I can't tell you how many people prayed for our son's heart. God even placed his teacher in his life, that of course, used to be an RN on the cardiac unit. So far it's been corrective. My husband and I held on to the promise that this too shall pass and worked through the impossible to find time for each other and our marriage. The money never works out on paper. Never. But we made it. Things don't always work out perfectly packaged with a bow on top. But life is messy and it's okay. Real faith comes in the holding on through the stink. It doesn't promise stink won't come. In each moment of our difficulties there were blessings to focus on...there was good in each day.
This is what I know. Even on the days I was weighted down and cataloging everything going wrong in our lives, God was with me. I'm sure he wanted to flick me on my forehead but he never left me. On the days I was able to give my burdens to Him, my family and I operated better. We just did. Because unlike many that think we are not given more than we can handle, I often am. I believe we are. Life is too much sometimes. We weren't designed to handle it alone though. God walks with us. Welcomes it, in fact. We are designed to do life with Him. And others. In community with others. I know that when I'm able to focus my ferris wheel thinking on the blessings from God and the steps we've made I am a much better person. I don't want to show my children that nothing hard ever happens in life. I want to show them that when the hard comes you hunker down, hold on to God and each other, find a way to find the blessings no matter how small and maybe even laugh a little.

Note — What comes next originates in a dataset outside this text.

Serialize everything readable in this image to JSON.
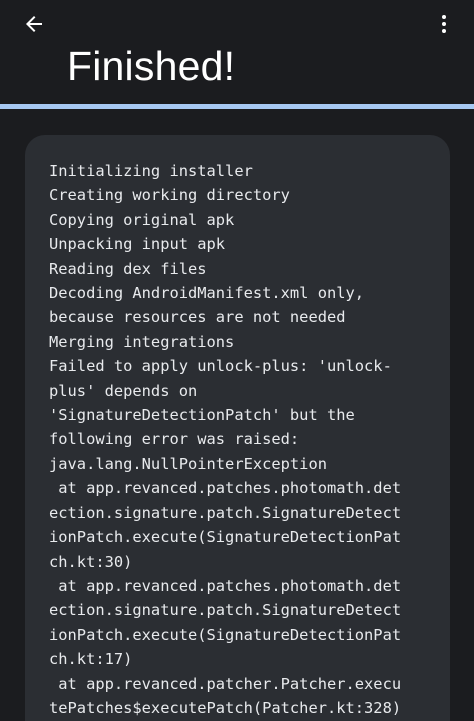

The other thing I know is that when I focus on my own issues, my world gets small and when I am able to turn my focus outward, it always gets better. There is always someone else that needs prayer. There is always someone else that needs your advocacy, voice, encouragment. When we focus on others, our problems don't go away but they sure do feel not as big.
In my reflecting upon one of the most difficult seasons of our life, I was able to see that
I have a son that hugs me tight that didn't know how to hug when he walked through my door. I can feel the love pour out of him. I have a son that works hard and jumped 6 reading levels in a semester. I have a son that in a different set of circumstances would have been written off long ago but instead is surrounded by the resources and encouragement he needs. I have a son who's heart could be corrected. I have a son that prays for kid's hearts that cannot be. I have a marriage that is ALL in and works hard to be the security and foundation our family needs. The blessings abound. As the kids would say, #blessed.

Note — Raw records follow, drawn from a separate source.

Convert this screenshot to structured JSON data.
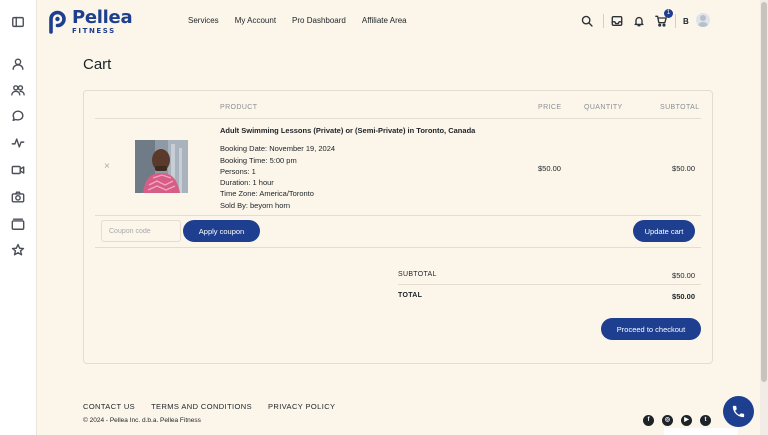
{
  "sidebar": {
    "items": [
      {
        "icon": "sidebar-toggle-icon"
      },
      {
        "icon": "user-icon"
      },
      {
        "icon": "users-icon"
      },
      {
        "icon": "chat-icon"
      },
      {
        "icon": "activity-icon"
      },
      {
        "icon": "video-icon"
      },
      {
        "icon": "camera-icon"
      },
      {
        "icon": "albums-icon"
      },
      {
        "icon": "star-icon"
      }
    ]
  },
  "header": {
    "logo_name": "Pellea",
    "logo_sub": "FITNESS",
    "nav": [
      "Services",
      "My Account",
      "Pro Dashboard",
      "Affiliate Area"
    ],
    "cart_count": "1",
    "user_initial": "B"
  },
  "page": {
    "title": "Cart"
  },
  "cart": {
    "columns": {
      "product": "PRODUCT",
      "price": "PRICE",
      "quantity": "QUANTITY",
      "subtotal": "SUBTOTAL"
    },
    "item": {
      "remove": "×",
      "name": "Adult Swimming Lessons (Private) or (Semi-Private) in Toronto, Canada",
      "meta": [
        "Booking Date: November 19, 2024",
        "Booking Time: 5:00 pm",
        "Persons: 1",
        "Duration: 1 hour",
        "Time Zone: America/Toronto",
        "Sold By: beyorn horn"
      ],
      "price": "$50.00",
      "subtotal": "$50.00"
    },
    "coupon_placeholder": "Coupon code",
    "apply_coupon_label": "Apply coupon",
    "update_cart_label": "Update cart"
  },
  "totals": {
    "subtotal_label": "SUBTOTAL",
    "subtotal_value": "$50.00",
    "total_label": "TOTAL",
    "total_value": "$50.00",
    "checkout_label": "Proceed to checkout"
  },
  "footer": {
    "links": [
      "CONTACT US",
      "TERMS AND CONDITIONS",
      "PRIVACY POLICY"
    ],
    "copyright": "© 2024 - Pellea Inc. d.b.a. Pellea Fitness",
    "social": [
      "facebook-icon",
      "instagram-icon",
      "youtube-icon",
      "twitter-icon"
    ]
  },
  "colors": {
    "brand": "#1e3f8f",
    "background": "#fbf5ea"
  }
}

Life sure can throw things at us....big scary ugly things. Don't let them steal your focus. God is continually blessing us. They are there. Celebrate your victories, no matter how small. Focus on the good your spouse does....the characteristics in your child that build them up...the positives about your job...and even in the stink....the big scary ugly stink....even in the years/months/weeks and days that are tougher, find the blessings. It's the way a tough day turns in to a less tough one.